Freud, Plato, and Buddha all lived in worlds full of domesticated animals.
They were familiar with the struggle to assert one’s will over a creature much
larger than the self. But as the twentieth century wore on, cars replaced
horses, and technology gave people ever more control over their physical
worlds. When people looked for metaphors, they saw the mind as the driver
of a car, or as a program running on a computer. It became possible to forget
all about Freud’s unconscious, and just study the mechanisms of thinking and
decision making. That’s what social scientists did in the last third of the century:
Social psychologists created “information processing” theories to explain
everything from prejudice to friendship. Economists created “rational choice”
models to explain why people do what they do. The social sciences were uniting
under the idea that people are rational agents who set goals and pursue
them intelligently by using the information and resources at their disposal.
But then, why do people keep doing such stupid things? Why do they
fail to control themselves and continue to do what they know is not good
for them? I, for one, can easily muster the willpower to ignore all the
desserts on the menu. But if dessert is placed on the table, I can’t resist it.

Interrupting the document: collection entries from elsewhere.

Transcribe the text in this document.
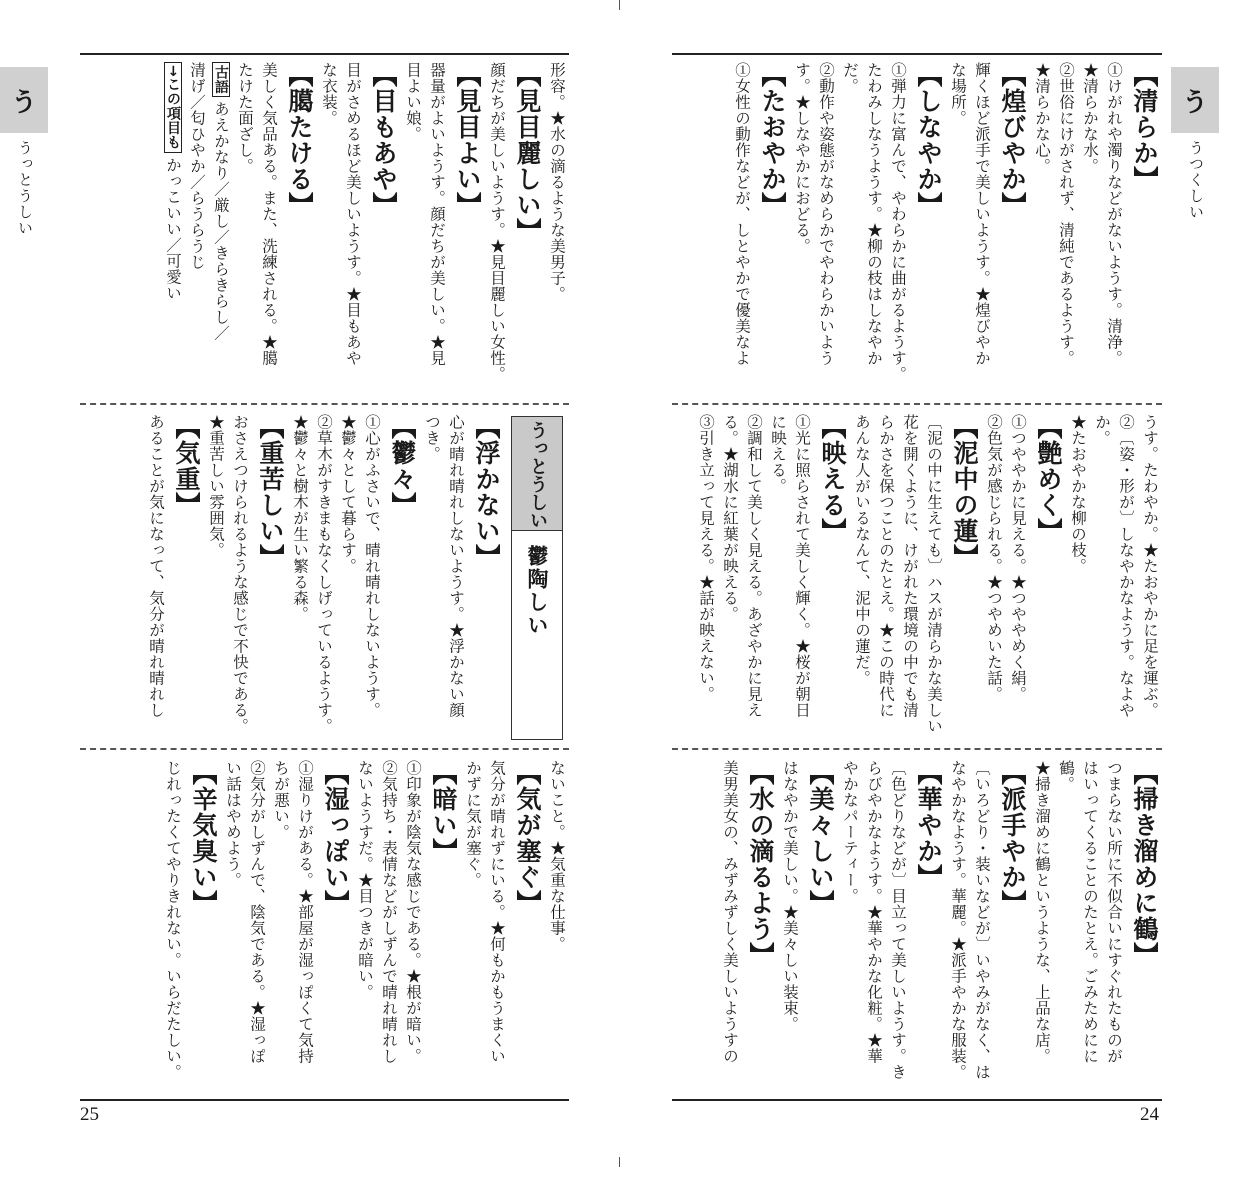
25
う
うっとうしい	形容。★水の滴るような美男子。
【見目麗しい】
顔だちが美しいようす。★見目麗しい女性。
【見目よい】
器量がよいようす。顔だちが美しい。★見
目よい娘。
【目もあや】
目がさめるほど美しいようす。★目もあや
な衣装。
【臈たける】
美しく気品ある。また、洗練される。★臈
たけた面ざし。
古語あえかなり／厳し／きらきらし／
清げ／匂ひやか／らうらうじ
→この項目もかっこいい／可愛い
【浮かない】
心が晴れ晴れしないようす。★浮かない顔
つき。
【鬱々】
①心がふさいで、晴れ晴れしないようす。
★鬱々として暮らす。
②草木がすきまもなくしげっているようす。
★鬱々と樹木が生い繁る森。
【重苦しい】
おさえつけられるような感じで不快である。
★重苦しい雰囲気。
【気重】
あることが気になって、気分が晴れ晴れし
ないこと。★気重な仕事。
【気が塞ぐ】
気分が晴れずにいる。★何もかもうまくい
かずに気が塞ぐ。
【暗い】
①印象が陰気な感じである。★根が暗い。
②気持ち・表情などがしずんで晴れ晴れし
ないようすだ。★目つきが暗い。
【湿っぽい】
①湿りけがある。★部屋が湿っぽくて気持
ちが悪い。
②気分がしずんで、陰気である。★湿っぽ
い話はやめよう。
【辛気臭い】
じれったくてやりきれない。いらだたしい。
うっとうしい
鬱陶しい
24
う
うつくしい
【清らか】
①けがれや濁りなどがないようす。清浄。
★清らかな水。
②世俗にけがされず、清純であるようす。
★清らかな心。
【煌びやか】
輝くほど派手で美しいようす。★煌びやか
な場所。
【しなやか】
①弾力に富んで、やわらかに曲がるようす。
たわみしなうようす。★柳の枝はしなやか
だ。
②動作や姿態がなめらかでやわらかいよう
す。★しなやかにおどる。
【たおやか】
①女性の動作などが、しとやかで優美なよ
うす。たわやか。★たおやかに足を運ぶ。
②〔姿・形が〕しなやかなようす。なよやか。
★たおやかな柳の枝。
【艶めく】
①つややかに見える。★つややめく絹。
②色気が感じられる。★つやめいた話。
【泥中の蓮】
〔泥の中に生えても〕ハスが清らかな美しい
花を開くように、けがれた環境の中でも清
らかさを保つことのたとえ。★この時代に
あんな人がいるなんて、泥中の蓮だ。
【映える】
①光に照らされて美しく輝く。★桜が朝日
に映える。
②調和して美しく見える。あざやかに見え
る。★湖水に紅葉が映える。
③引き立って見える。★話が映えない。
【掃き溜めに鶴】
つまらない所に不似合いにすぐれたものが
はいってくることのたとえ。ごみためにに鶴。
★掃き溜めに鶴というような、上品な店。
【派手やか】
〔いろどり・装いなどが〕いやみがなく、は
なやかなようす。華麗。★派手やかな服装。
【華やか】
〔色どりなどが〕目立って美しいようす。き
らびやかなようす。★華やかな化粧。★華
やかなパーティー。
【美々しい】
はなやかで美しい。★美々しい装束。
【水の滴るよう】
美男美女の、みずみずしく美しいようすの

I can resolve to focus on a task and not get up until it is done, yet somehow
I find myself walking into the kitchen, or procrastinating in other ways. I
can resolve to wake up at 6:00 A.M. to write; yet after I have shut off the
alarm, my repeated commands to myself to get out of bed have no effect,
and I understand what Plato meant when he described the bad horse as
“deaf as a post.” But it was during some larger life decisions, about dating,
that I really began to grasp the extent of my powerlessness. I would know
exactly what I should do, yet, even as I was telling my friends that I would
do it, a part of me was dimly aware that I was not going to. Feelings of
guilt, lust, or fear were often stronger than reasoning. (On the other hand,
I was quite good at lecturing friends in similar situations about what was
right for them.) The Roman poet Ovid captured my situation perfectly. In
Metamorphoses, Medea is torn between her love for Jason and her duty to
her father. She laments:
I am dragged along by a strange new force. Desire and reason are pulling
in different directions. I see the right way and approve it, but follow the
wrong.
Modern theories about rational choice and information processing don’t
adequately explain weakness of the will. The older metaphors about controlling
animals work beautifully. The image that I came up with for myself,
as I marveled at my weakness, was that I was a rider on the back of an
elephant. I’m holding the reins in my hands, and by pulling one way or the
other I can tell the elephant to turn, to stop, or to go. I can direct things,
but only when the elephant doesn’t have desires of his own. When the elephant
really wants to do something, I’m no match for him.
I have used this metaphor to guide my own thinking for ten years, and
when I began to write this book I thought the image of a rider on an elephant
would be useful in this first chapter, on the divided self. However,
the metaphor has turned out to be useful in every chapter of the book. To
understand most important ideas in psychology, you need to understand
how the mind is divided into parts that sometimes conflict. We assume
that there is one person in each body, but in some ways we are each more
like a committee whose members have been thrown together to do a job,
but who often find themselves working at cross purposes. Our minds are
divided in four ways. The fourth is the most important, for it corresponds
most closely to the rider and the elephant; but the first three also contribute
to our experiences of temptation, weakness, and internal conflict.